Eolien en mer et pêcheurs : le défi environnemental et démocratique

, par  LE SANN Alain

Mercredi 24 mai, au Parlement européen, s’est tenue une conférence co-organisée par deux députés européens, François-Xavier Bellamy (PPE-LR) et Ana Miranda, députée galicienne du groupe écologiste ; étonnant attelage transpartisan qui avait invité au Parlement une coalition d’organisations de la pêche artisanale européenne (Suède, Pays-Bas, France, Espagne, Portugal). Tous ont exprimé avec force et une grande émotion leur refus de l’éolien en mer et de son accélération qui les prive ou les privera de l’accès à des zones de pêche vitales, notamment pour la pêche côtière. Ils vivent cela comme une expulsion violente de leurs zones de pêche traditionnelles.
Voir : Eolien en mer et gestion des espaces marins , film de 9 mn https://youtu.be/9EwcHlQvaPE

Les organisateurs : François-Xavier Bellamy et Ana Miranda, et Carmen Diaz Ridrigez de la Fédération National de Pesca Artesanal (Fenapa). Photo Alexis Haulot

Pour ma part, j’ai été invité, sur proposition de représentants français, à présider le second panel où intervenaient quatre représentant(e)s de pêcheurs, le maire de St Pierre d’Oléron -La Cotinière, un représentant de la DG MARE et le représentant de WindEurope.

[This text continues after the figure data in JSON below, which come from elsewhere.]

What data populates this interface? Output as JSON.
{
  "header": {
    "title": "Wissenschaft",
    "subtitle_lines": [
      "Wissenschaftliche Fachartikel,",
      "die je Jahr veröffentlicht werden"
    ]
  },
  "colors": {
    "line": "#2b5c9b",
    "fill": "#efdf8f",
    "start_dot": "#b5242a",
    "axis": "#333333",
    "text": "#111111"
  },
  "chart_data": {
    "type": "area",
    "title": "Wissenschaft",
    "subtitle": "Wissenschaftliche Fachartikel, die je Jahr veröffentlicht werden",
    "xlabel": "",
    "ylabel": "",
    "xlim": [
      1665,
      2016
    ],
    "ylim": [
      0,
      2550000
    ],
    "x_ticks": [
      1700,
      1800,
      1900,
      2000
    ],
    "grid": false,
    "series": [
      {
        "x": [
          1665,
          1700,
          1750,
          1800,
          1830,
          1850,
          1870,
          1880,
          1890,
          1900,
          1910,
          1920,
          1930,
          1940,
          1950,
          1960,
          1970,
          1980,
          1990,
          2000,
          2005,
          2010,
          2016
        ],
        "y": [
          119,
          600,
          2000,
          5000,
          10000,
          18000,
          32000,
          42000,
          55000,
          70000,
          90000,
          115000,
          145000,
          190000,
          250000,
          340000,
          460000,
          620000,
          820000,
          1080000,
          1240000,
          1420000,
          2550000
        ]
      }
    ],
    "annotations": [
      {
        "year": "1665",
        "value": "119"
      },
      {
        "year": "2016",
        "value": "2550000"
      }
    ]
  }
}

Bernard Pérez (CRPMEM Occitanie) et Christophe Sueur maire de Saint-Pierre d’Oléron. Photo Alexis Haulot.

J’ai ainsi introduit le débat.
Les énergies renouvelables en mer, dont l’éolien, ont leur place dans la réponse à l’urgence climatique, mais à quelles conditions peuvent-elles se développer tout en garantissant les intérêts des pêcheurs, alors qu’ils sont les principaux perdants de l’accélération de l’occupation des espaces marins par des champs éoliens, infrastructures industrielles gigantesques ?

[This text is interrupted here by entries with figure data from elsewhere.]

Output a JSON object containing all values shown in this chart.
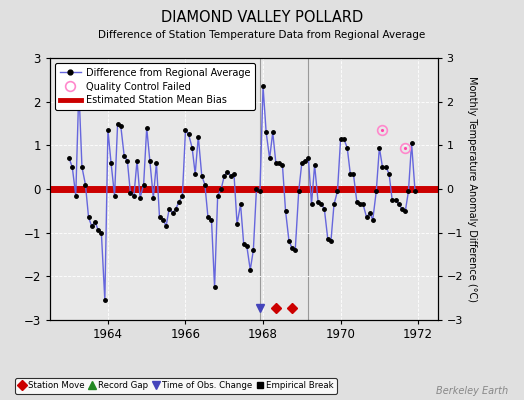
{
  "title": "DIAMOND VALLEY POLLARD",
  "subtitle": "Difference of Station Temperature Data from Regional Average",
  "ylabel_right": "Monthly Temperature Anomaly Difference (°C)",
  "xlim": [
    1962.5,
    1972.5
  ],
  "ylim": [
    -3,
    3
  ],
  "yticks": [
    -3,
    -2,
    -1,
    0,
    1,
    2,
    3
  ],
  "xticks": [
    1964,
    1966,
    1968,
    1970,
    1972
  ],
  "bias_value": 0.0,
  "bg_color": "#e0e0e0",
  "plot_bg_color": "#e8e8e8",
  "line_color": "#6666dd",
  "marker_color": "#000000",
  "bias_color": "#cc0000",
  "grid_color": "#ffffff",
  "vertical_line_color": "#999999",
  "station_move_times": [
    1968.33,
    1968.75
  ],
  "obs_change_time": 1967.92,
  "vertical_lines": [
    1967.92,
    1969.17
  ],
  "qc_failed_times": [
    1971.08,
    1971.67
  ],
  "qc_failed_values": [
    1.35,
    0.95
  ],
  "data_x": [
    1963.0,
    1963.08,
    1963.17,
    1963.25,
    1963.33,
    1963.42,
    1963.5,
    1963.58,
    1963.67,
    1963.75,
    1963.83,
    1963.92,
    1964.0,
    1964.08,
    1964.17,
    1964.25,
    1964.33,
    1964.42,
    1964.5,
    1964.58,
    1964.67,
    1964.75,
    1964.83,
    1964.92,
    1965.0,
    1965.08,
    1965.17,
    1965.25,
    1965.33,
    1965.42,
    1965.5,
    1965.58,
    1965.67,
    1965.75,
    1965.83,
    1965.92,
    1966.0,
    1966.08,
    1966.17,
    1966.25,
    1966.33,
    1966.42,
    1966.5,
    1966.58,
    1966.67,
    1966.75,
    1966.83,
    1966.92,
    1967.0,
    1967.08,
    1967.17,
    1967.25,
    1967.33,
    1967.42,
    1967.5,
    1967.58,
    1967.67,
    1967.75,
    1967.83,
    1967.92,
    1968.0,
    1968.08,
    1968.17,
    1968.25,
    1968.33,
    1968.42,
    1968.5,
    1968.58,
    1968.67,
    1968.75,
    1968.83,
    1968.92,
    1969.0,
    1969.08,
    1969.17,
    1969.25,
    1969.33,
    1969.42,
    1969.5,
    1969.58,
    1969.67,
    1969.75,
    1969.83,
    1969.92,
    1970.0,
    1970.08,
    1970.17,
    1970.25,
    1970.33,
    1970.42,
    1970.5,
    1970.58,
    1970.67,
    1970.75,
    1970.83,
    1970.92,
    1971.0,
    1971.08,
    1971.17,
    1971.25,
    1971.33,
    1971.42,
    1971.5,
    1971.58,
    1971.67,
    1971.75,
    1971.83,
    1971.92
  ],
  "data_y": [
    0.7,
    0.5,
    -0.15,
    2.3,
    0.5,
    0.1,
    -0.65,
    -0.85,
    -0.75,
    -0.95,
    -1.0,
    -2.55,
    1.35,
    0.6,
    -0.15,
    1.5,
    1.45,
    0.75,
    0.65,
    -0.1,
    -0.15,
    0.65,
    -0.2,
    0.1,
    1.4,
    0.65,
    -0.2,
    0.6,
    -0.65,
    -0.7,
    -0.85,
    -0.45,
    -0.55,
    -0.45,
    -0.3,
    -0.15,
    1.35,
    1.25,
    0.95,
    0.35,
    1.2,
    0.3,
    0.1,
    -0.65,
    -0.7,
    -2.25,
    -0.15,
    0.0,
    0.3,
    0.4,
    0.3,
    0.35,
    -0.8,
    -0.35,
    -1.25,
    -1.3,
    -1.85,
    -1.4,
    0.0,
    -0.05,
    2.35,
    1.3,
    0.7,
    1.3,
    0.6,
    0.6,
    0.55,
    -0.5,
    -1.2,
    -1.35,
    -1.4,
    -0.05,
    0.6,
    0.65,
    0.7,
    -0.35,
    0.55,
    -0.3,
    -0.35,
    -0.45,
    -1.15,
    -1.2,
    -0.35,
    -0.05,
    1.15,
    1.15,
    0.95,
    0.35,
    0.35,
    -0.3,
    -0.35,
    -0.35,
    -0.65,
    -0.55,
    -0.7,
    -0.05,
    0.95,
    0.5,
    0.5,
    0.35,
    -0.25,
    -0.25,
    -0.35,
    -0.45,
    -0.5,
    -0.05,
    1.05,
    -0.05
  ],
  "berkeley_earth_text": "Berkeley Earth",
  "footer_color": "#888888"
}
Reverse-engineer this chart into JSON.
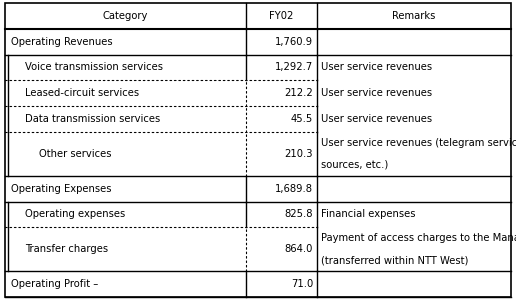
{
  "col_headers": [
    "Category",
    "FY02",
    "Remarks"
  ],
  "col_bounds": [
    0.0,
    0.476,
    0.617,
    1.0
  ],
  "rows": [
    {
      "category": "Operating Revenues",
      "fy02": "1,760.9",
      "remarks": "",
      "indent": 0,
      "bottom_border": "solid",
      "inner_border": "solid",
      "row_units": 1.0
    },
    {
      "category": "Voice transmission services",
      "fy02": "1,292.7",
      "remarks": "User service revenues",
      "indent": 1,
      "bottom_border": "dotted",
      "inner_border": "solid",
      "row_units": 1.0
    },
    {
      "category": "Leased-circuit services",
      "fy02": "212.2",
      "remarks": "User service revenues",
      "indent": 1,
      "bottom_border": "dotted",
      "inner_border": "dotted",
      "row_units": 1.0
    },
    {
      "category": "Data transmission services",
      "fy02": "45.5",
      "remarks": "User service revenues",
      "indent": 1,
      "bottom_border": "dotted",
      "inner_border": "dotted",
      "row_units": 1.0
    },
    {
      "category": "Other services",
      "fy02": "210.3",
      "remarks": "User service revenues (telegram services, miscellaneous\nsources, etc.)",
      "indent": 2,
      "bottom_border": "solid",
      "inner_border": "dotted",
      "row_units": 1.7
    },
    {
      "category": "Operating Expenses",
      "fy02": "1,689.8",
      "remarks": "",
      "indent": 0,
      "bottom_border": "solid",
      "inner_border": "solid",
      "row_units": 1.0
    },
    {
      "category": "Operating expenses",
      "fy02": "825.8",
      "remarks": "Financial expenses",
      "indent": 1,
      "bottom_border": "dotted",
      "inner_border": "solid",
      "row_units": 1.0
    },
    {
      "category": "Transfer charges",
      "fy02": "864.0",
      "remarks": "Payment of access charges to the Management Business\n(transferred within NTT West)",
      "indent": 1,
      "bottom_border": "solid",
      "inner_border": "dotted",
      "row_units": 1.7
    },
    {
      "category": "Operating Profit –",
      "fy02": "71.0",
      "remarks": "",
      "indent": 0,
      "bottom_border": "solid",
      "inner_border": "solid",
      "row_units": 1.0
    }
  ],
  "header_units": 1.0,
  "text_color": "#000000",
  "font_size": 7.2,
  "border_color": "#000000"
}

Dans sa résolution du 7 juillet 2021 le Parlement demandait
« la mise en place d’une participation effective, de dialogues et de réseaux à un stade précoce afin de limiter et d’éviter les conflits ; … pour inclure la participation effective des pêcheries au processus décisionnel, par opposition aux notions trop vagues de « consultation » et d’« observateurs », ainsi que le respect des engagements pris et la résolution préalable des conflits d’usage ;
les parcs éoliens en mer ne devraient être construits que si l’absence d’incidences négatives, sur les plans environnemental et écologique ainsi que sur les plans économique, socio-économique et socioculturel, sur les pêcheurs et les producteurs aquacoles, est garantie, conformément aux objectifs de l’économie bleue et du pacte vert pour l’Europe ; la planification de l’espace maritime par les États membres ne garantit pas l’inclusion équitable des pêcheurs et des autres parties prenantes ni, le cas échéant, la compensation pour les pêcheries »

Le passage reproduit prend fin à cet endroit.